Oh man.  I have had so many water bottle woes recently! 
I wanted to upgrade the bottles on my cage with some prettier ones, the ones I had were held up with twist ties and it was just kind of bleh looking. 

Well, I paid the price for being vain. 








I got two of these, they were pretty and attached really nicely. They worked, I tested them, so I went on my merry way thinking everything was okay! Sometime during the day they had stopped working - my rats went without water for about 8 hours. Poor things were so thirsty. :c So I stuck a bowl in the cage just incase, got the bottles dripping again. Overnight, one of them FLOODED the cage. The other stopped working completely. So I tried fixing the one that wasnt dripping, then all of a sudden it too, was now flooding my cage. Then it fell on the floor and the entire shell cracked and there was water everywhere. That was only about a 2 foot drop, if that. 

It was an adventure. So I went and returned the stupid things and bought some of these. 








I'm afraid of them because they are glass and I tend to break anything I touch, but so far they have turned out to work pretty well.

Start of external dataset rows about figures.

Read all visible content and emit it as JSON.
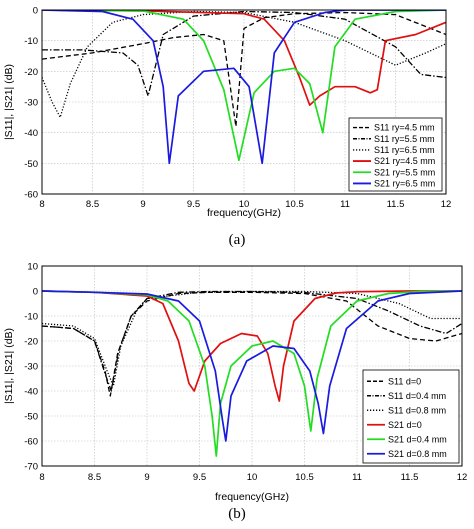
{
  "chart_data": [
    {
      "type": "line",
      "panel_label": "(a)",
      "xlabel": "frequency(GHz)",
      "ylabel": "|S11|, |S21| (dB)",
      "xlim": [
        8,
        12
      ],
      "ylim": [
        -60,
        0
      ],
      "xticks": [
        8,
        8.5,
        9,
        9.5,
        10,
        10.5,
        11,
        11.5,
        12
      ],
      "yticks": [
        0,
        -10,
        -20,
        -30,
        -40,
        -50,
        -60
      ],
      "grid": true,
      "legend_position": "bottom-right",
      "series": [
        {
          "name": "S11 ry=4.5 mm",
          "color": "#000000",
          "style": "dashed",
          "x": [
            8,
            8.5,
            9,
            9.3,
            9.6,
            9.8,
            9.92,
            10.0,
            10.2,
            10.5,
            11,
            11.5,
            12
          ],
          "y": [
            -16,
            -14,
            -11,
            -9,
            -8,
            -10,
            -38,
            -6,
            -2.5,
            -1.2,
            -0.8,
            -1.5,
            -8
          ]
        },
        {
          "name": "S11 ry=5.5 mm",
          "color": "#000000",
          "style": "dashdot",
          "x": [
            8,
            8.4,
            8.8,
            8.95,
            9.05,
            9.2,
            9.5,
            10,
            10.5,
            11,
            11.5,
            11.75,
            12
          ],
          "y": [
            -13,
            -13,
            -14,
            -18,
            -28,
            -8,
            -2,
            -0.5,
            -0.8,
            -3,
            -12,
            -21,
            -22
          ]
        },
        {
          "name": "S11 ry=6.5 mm",
          "color": "#000000",
          "style": "dotted",
          "x": [
            8,
            8.1,
            8.18,
            8.28,
            8.45,
            8.7,
            9,
            9.5,
            10,
            10.5,
            11,
            11.5,
            11.8,
            12
          ],
          "y": [
            -22,
            -30,
            -35,
            -24,
            -12,
            -4,
            -1.5,
            -0.5,
            -0.8,
            -4,
            -10,
            -18,
            -14,
            -11
          ]
        },
        {
          "name": "S21 ry=4.5 mm",
          "color": "#e01010",
          "style": "solid",
          "x": [
            8,
            9,
            10,
            10.2,
            10.4,
            10.55,
            10.65,
            10.75,
            10.9,
            11.1,
            11.25,
            11.32,
            11.4,
            11.7,
            12
          ],
          "y": [
            0,
            -0.3,
            -1.2,
            -3,
            -10,
            -22,
            -31,
            -28,
            -25,
            -25,
            -27,
            -26,
            -10,
            -8,
            -4
          ]
        },
        {
          "name": "S21 ry=5.5 mm",
          "color": "#22dd22",
          "style": "solid",
          "x": [
            8,
            9,
            9.4,
            9.6,
            9.8,
            9.95,
            10.1,
            10.3,
            10.5,
            10.65,
            10.78,
            10.9,
            11.1,
            11.5,
            12
          ],
          "y": [
            0,
            -0.3,
            -3,
            -10,
            -26,
            -49,
            -27,
            -20,
            -19,
            -24,
            -40,
            -12,
            -3,
            -0.5,
            0
          ]
        },
        {
          "name": "S21 ry=6.5 mm",
          "color": "#1a1ae0",
          "style": "solid",
          "x": [
            8,
            8.6,
            8.9,
            9.1,
            9.2,
            9.26,
            9.35,
            9.6,
            9.9,
            10.05,
            10.18,
            10.3,
            10.5,
            10.8,
            11,
            11.5,
            12
          ],
          "y": [
            0,
            -0.5,
            -3,
            -10,
            -25,
            -50,
            -28,
            -20,
            -19,
            -25,
            -50,
            -14,
            -4,
            -0.8,
            0,
            0,
            0
          ]
        }
      ]
    },
    {
      "type": "line",
      "panel_label": "(b)",
      "xlabel": "frequency(GHz)",
      "ylabel": "|S11|, |S21| (dB)",
      "xlim": [
        8,
        12
      ],
      "ylim": [
        -70,
        10
      ],
      "xticks": [
        8,
        8.5,
        9,
        9.5,
        10,
        10.5,
        11,
        11.5,
        12
      ],
      "yticks": [
        10,
        0,
        -10,
        -20,
        -30,
        -40,
        -50,
        -60,
        -70
      ],
      "grid": true,
      "legend_position": "bottom-right",
      "series": [
        {
          "name": "S11 d=0",
          "color": "#000000",
          "style": "dashed",
          "x": [
            8,
            8.3,
            8.5,
            8.6,
            8.65,
            8.72,
            8.85,
            9,
            9.3,
            9.6,
            10,
            10.5,
            10.9,
            11.2,
            11.5,
            11.75,
            12
          ],
          "y": [
            -14,
            -15,
            -20,
            -32,
            -42,
            -25,
            -10,
            -4,
            -1,
            -0.5,
            -0.5,
            -1,
            -4,
            -14,
            -19,
            -20,
            -17
          ]
        },
        {
          "name": "S11 d=0.4 mm",
          "color": "#000000",
          "style": "dashdot",
          "x": [
            8,
            8.3,
            8.5,
            8.6,
            8.66,
            8.73,
            8.85,
            9,
            9.3,
            9.6,
            10,
            10.5,
            11,
            11.3,
            11.6,
            11.85,
            12
          ],
          "y": [
            -14,
            -15,
            -20,
            -33,
            -40,
            -24,
            -10,
            -3,
            -0.5,
            -0.2,
            -0.2,
            -0.6,
            -3,
            -8,
            -14,
            -17,
            -13
          ]
        },
        {
          "name": "S11 d=0.8 mm",
          "color": "#000000",
          "style": "dotted",
          "x": [
            8,
            8.3,
            8.5,
            8.62,
            8.68,
            8.75,
            8.9,
            9,
            9.5,
            10,
            10.5,
            11,
            11.4,
            11.7,
            12
          ],
          "y": [
            -13,
            -14,
            -19,
            -32,
            -38,
            -22,
            -8,
            -3,
            -0.5,
            -0.2,
            -0.2,
            -1,
            -5,
            -11,
            -11
          ]
        },
        {
          "name": "S21 d=0",
          "color": "#e01010",
          "style": "solid",
          "x": [
            8,
            8.5,
            9,
            9.15,
            9.3,
            9.4,
            9.45,
            9.55,
            9.7,
            9.9,
            10.05,
            10.15,
            10.22,
            10.26,
            10.3,
            10.4,
            10.6,
            10.8,
            11,
            11.5,
            12
          ],
          "y": [
            0,
            -0.5,
            -2,
            -5,
            -20,
            -37,
            -40,
            -28,
            -21,
            -17,
            -18,
            -25,
            -38,
            -44,
            -30,
            -12,
            -3,
            -0.8,
            -0.3,
            0,
            0
          ]
        },
        {
          "name": "S21 d=0.4 mm",
          "color": "#22dd22",
          "style": "solid",
          "x": [
            8,
            8.5,
            9,
            9.2,
            9.4,
            9.55,
            9.62,
            9.66,
            9.7,
            9.8,
            10,
            10.2,
            10.4,
            10.5,
            10.56,
            10.62,
            10.75,
            11,
            11.3,
            11.6,
            12
          ],
          "y": [
            0,
            -0.5,
            -1.5,
            -4,
            -12,
            -30,
            -50,
            -66,
            -45,
            -30,
            -22,
            -20,
            -25,
            -38,
            -56,
            -35,
            -14,
            -4,
            -1,
            -0.2,
            0
          ]
        },
        {
          "name": "S21 d=0.8 mm",
          "color": "#1a1ae0",
          "style": "solid",
          "x": [
            8,
            8.5,
            9,
            9.3,
            9.5,
            9.65,
            9.72,
            9.75,
            9.8,
            9.95,
            10.2,
            10.4,
            10.55,
            10.63,
            10.68,
            10.74,
            10.9,
            11.2,
            11.5,
            12
          ],
          "y": [
            0,
            -0.5,
            -1.2,
            -4,
            -12,
            -32,
            -52,
            -60,
            -42,
            -28,
            -22,
            -23,
            -32,
            -45,
            -57,
            -38,
            -15,
            -4,
            -1,
            0
          ]
        }
      ]
    }
  ]
}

And they're pretty, so I get to be vain after all!


----------



## Shine (Feb 20, 2015)

Wolf, I had the same thought about the plastic, wishing I could give my fluffbuddies something not made with stupid chemicals, but I guess it's hard to avoid that. I tried fixing the leak in their old water bottle by checking the rubber stopper thing in the lid, but I can't get it to fit correctly, so I'm going to try looking at WalMart today and see if I can find a better one. I'm not sure if my WalMart has rat supplies, though. I haven't really looked that hard in the pet section, but I think it's mostly just dog, cat, and fish stuff. Hopefully it will surprise me. 

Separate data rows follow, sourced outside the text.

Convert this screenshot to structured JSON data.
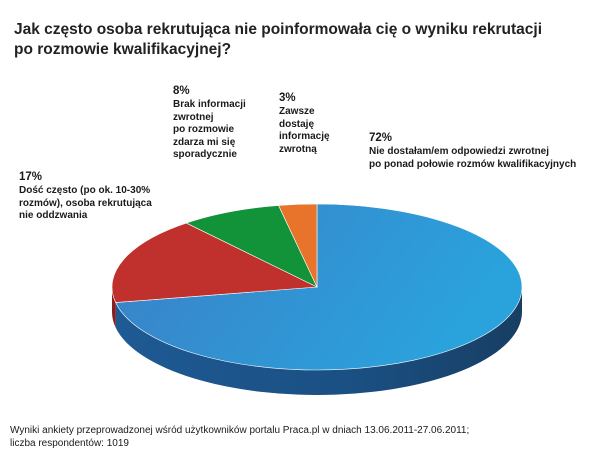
{
  "chart_data": {
    "type": "pie",
    "title_lines": [
      "Jak często osoba rekrutująca nie poinformowała cię o wyniku rekrutacji",
      "po rozmowie kwalifikacyjnej?"
    ],
    "slices": [
      {
        "value": 72,
        "percent_label": "72%",
        "label_lines": [
          "Nie dostałam/em odpowiedzi zwrotnej",
          "po ponad połowie rozmów kwalifikacyjnych"
        ],
        "color_top": "#2f86cf",
        "color_side": "#1d5e98"
      },
      {
        "value": 17,
        "percent_label": "17%",
        "label_lines": [
          "Dość często (po ok. 10-30%",
          "rozmów), osoba rekrutująca",
          "nie oddzwania"
        ],
        "color_top": "#c0302c",
        "color_side": "#8a1f1c"
      },
      {
        "value": 8,
        "percent_label": "8%",
        "label_lines": [
          "Brak informacji",
          "zwrotnej",
          "po rozmowie",
          "zdarza mi się",
          "sporadycznie"
        ],
        "color_top": "#12933a",
        "color_side": "#0b6a28"
      },
      {
        "value": 3,
        "percent_label": "3%",
        "label_lines": [
          "Zawsze",
          "dostaję",
          "informację",
          "zwrotną"
        ],
        "color_top": "#e8732a",
        "color_side": "#b0521a"
      }
    ],
    "start_angle_deg": -90,
    "direction": "clockwise",
    "three_d": true,
    "legend": "none"
  },
  "footnote_lines": [
    "Wyniki ankiety przeprowadzonej wśród użytkowników portalu Praca.pl w dniach 13.06.2011-27.06.2011;",
    "liczba respondentów: 1019"
  ]
}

Tok, that sucks. I'm sorry that happened to you. I know the desire for things to look pretty as well, but unfortunately I usually have to just settle for whatever works. Sometimes that's even just me fabricating something out of whatever things I happen to have on hand. lawl


----------



## erikablanchettexo (Nov 25, 2014)

I second on the Kaytee glass water bottles being good! I have 2 in my cage and I haven't had issues with them so far.


----------



## WolfPuppy (Jan 11, 2015)

Actually, I got one of those Kaytee bottles a few days ago and haven't tried it yet (it was just for an extra due to my paranoia). I forgot it was even glass - that makes me happy! 

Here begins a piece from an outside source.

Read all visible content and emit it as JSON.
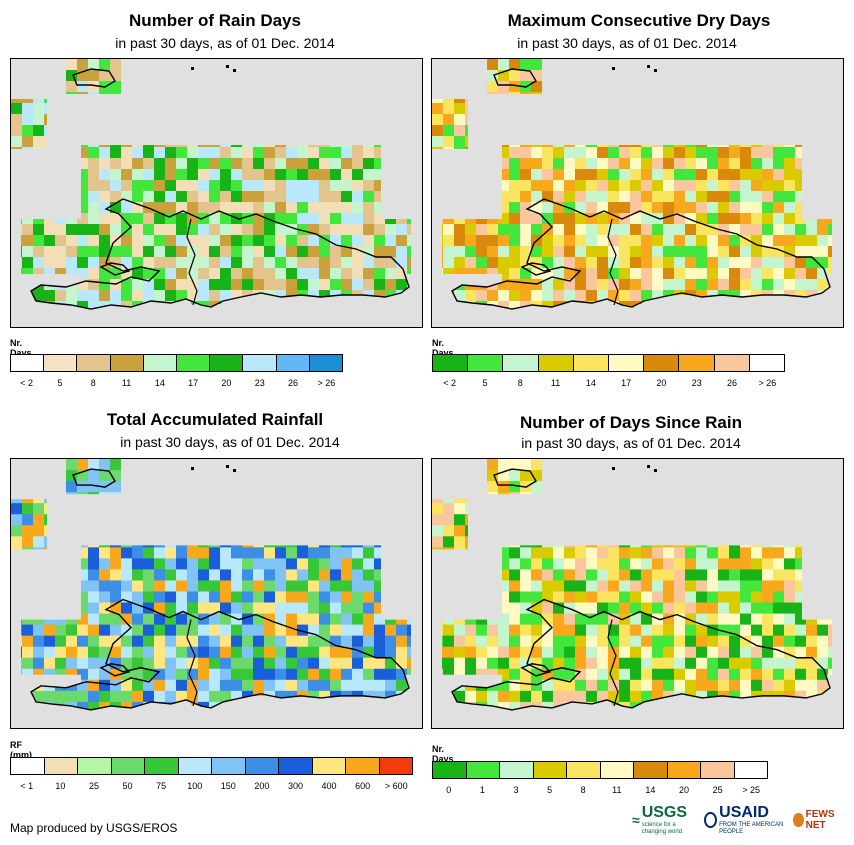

My latest problem has been hooking up a water bottle to an aquarium with a lid for my mice. I got an aquarium one today, but it doesn't fit with my lid. Grr...


----------



## Jaguar (Nov 15, 2009)

My glass Super Pet bottle was a leaker. The most reliable/nonleaky bottle I ever had was actually from Walmart - this one here. Unfortunately, it was plastic, but I just got tired of constantly having flooded bedding.


----------



## Shine (Feb 20, 2015)

I bought a new water bottle from WalMart the other day, and it seems a lot more reliable than the one I had before. It also has a nifty little holder that came with it, whereas the other one was held on by an elastic springy thing and was somewhat difficult to attach/detach from the cage for cleaning and refilling. I think I like this new one a lot better, even though it is smaller.

Oh well. My rats never drank all of their water in one day anyway, so a smaller bottle will probably be less wasteful.


----------



## SaraLovesRats (Jan 11, 2015)

I have the same glass Kaytee on as someone else posted about its my first bottle and I have had it since I first got my rats and it works great


----------